Chris Pratt brings his Star Lord charm to the dino world and it’s fun. Not since Ian Malcolm has this franchise been graced with a character that mixes likability with a very unorthodox brand of badass-ery (is that even a word?). The best part about Pratt is that despite his incredible post-Parks makeover, he’s still the same guy– and man, are we lucky to have him.

This generation’s Tim and Lex are an eerie reflection of what the youth has become. Millennial Zach spends too much time on his phone, he’s got earphones on, he checks girls out. I first dismissed him off as a very one dimensional character, but then reflecting on his characteristics, I began to notice that he’s been molded to reflect a very timely picture of just what teens are like today.

Gray, on the other hand, seems like he’s been stuck in the nineties. Kids like him grew up on iPhones and colored on iPads, and yet he’s been made to be the idealistic dino lover with no gadget in hand. Remind me again how that’s possible?

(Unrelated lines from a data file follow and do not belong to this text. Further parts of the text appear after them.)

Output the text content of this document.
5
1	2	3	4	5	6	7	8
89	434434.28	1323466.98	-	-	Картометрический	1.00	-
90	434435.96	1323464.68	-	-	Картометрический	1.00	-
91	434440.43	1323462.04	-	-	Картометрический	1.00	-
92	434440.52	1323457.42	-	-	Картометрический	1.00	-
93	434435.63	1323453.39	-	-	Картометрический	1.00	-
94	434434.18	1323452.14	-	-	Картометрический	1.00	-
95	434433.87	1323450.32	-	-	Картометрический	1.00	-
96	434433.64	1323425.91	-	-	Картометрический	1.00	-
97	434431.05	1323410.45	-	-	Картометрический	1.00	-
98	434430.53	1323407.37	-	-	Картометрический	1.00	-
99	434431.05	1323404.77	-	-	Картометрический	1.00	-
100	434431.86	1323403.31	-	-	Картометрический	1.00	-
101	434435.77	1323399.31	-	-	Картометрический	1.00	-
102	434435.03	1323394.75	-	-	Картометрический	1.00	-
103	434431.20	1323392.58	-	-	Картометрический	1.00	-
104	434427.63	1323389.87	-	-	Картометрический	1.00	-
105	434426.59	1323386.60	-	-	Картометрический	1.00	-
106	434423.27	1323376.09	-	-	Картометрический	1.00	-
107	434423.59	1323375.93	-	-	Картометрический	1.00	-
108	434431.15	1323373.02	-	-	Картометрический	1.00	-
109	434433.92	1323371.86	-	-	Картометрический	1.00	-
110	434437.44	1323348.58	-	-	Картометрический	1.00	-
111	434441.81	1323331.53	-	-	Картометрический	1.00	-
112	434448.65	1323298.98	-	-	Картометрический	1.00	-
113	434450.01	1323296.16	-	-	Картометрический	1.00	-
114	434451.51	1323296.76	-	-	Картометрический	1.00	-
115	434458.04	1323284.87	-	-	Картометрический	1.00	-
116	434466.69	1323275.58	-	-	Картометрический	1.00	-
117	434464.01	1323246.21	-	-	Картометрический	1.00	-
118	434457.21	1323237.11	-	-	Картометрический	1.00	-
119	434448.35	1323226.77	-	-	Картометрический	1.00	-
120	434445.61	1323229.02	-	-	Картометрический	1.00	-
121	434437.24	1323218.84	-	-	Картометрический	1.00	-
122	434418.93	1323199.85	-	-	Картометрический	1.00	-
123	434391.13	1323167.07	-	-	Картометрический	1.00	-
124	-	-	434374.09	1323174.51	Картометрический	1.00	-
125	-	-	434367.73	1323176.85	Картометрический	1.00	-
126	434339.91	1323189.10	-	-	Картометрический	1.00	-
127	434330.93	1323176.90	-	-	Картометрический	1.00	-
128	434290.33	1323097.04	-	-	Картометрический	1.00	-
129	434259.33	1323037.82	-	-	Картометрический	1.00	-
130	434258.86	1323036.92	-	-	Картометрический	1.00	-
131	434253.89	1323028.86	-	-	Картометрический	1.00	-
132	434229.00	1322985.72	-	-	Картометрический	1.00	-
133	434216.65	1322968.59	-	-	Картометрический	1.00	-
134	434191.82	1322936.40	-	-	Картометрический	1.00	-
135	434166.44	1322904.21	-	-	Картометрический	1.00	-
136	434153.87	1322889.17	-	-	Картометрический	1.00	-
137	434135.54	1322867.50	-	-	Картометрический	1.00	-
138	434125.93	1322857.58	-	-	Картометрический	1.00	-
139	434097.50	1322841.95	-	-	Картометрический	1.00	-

On the Plot:  As someone who grew up on the first three Jurassic Park movies, I had come to accept the conclusion that the theme park wasn’t gonna happen. Apparently, Jurassic World is the Jurassic Park’s Terminator Genisys, I guess?

It was nice to see something come alive, and the throwbacks to the nineties movies were.. well placed. But there really wasn’t much meat that made the story something worth looking out for.

On the Dinos: Several notable dinos make their cameos in theme park scenes, but the stars of the show have now become the raptors. From kitchen-stalking big heads, they’re now domesticated dino warriors willing to fight for their ‘buddy’ Owen (Chris Pratt).

The Indominous Rex is meant to be the big baddie in this movie, but what’s there to him (or her?) Nothing more than hybrid DNA and an apparent ability to become invisible? NAAAH.

PSA to those that haven’t seen the film: just watch for the dino battles and you’ll see the dinosaurs that deserve to be watched.

OVERALL: Throwbacks, Chris Pratt, and some badass (now on the side of good) ancient reptiles? Jurassic World is no campy camp fest, but an okay film sprinkled with the right proportions of pseudo plot and well placed CGI.  Three out of five!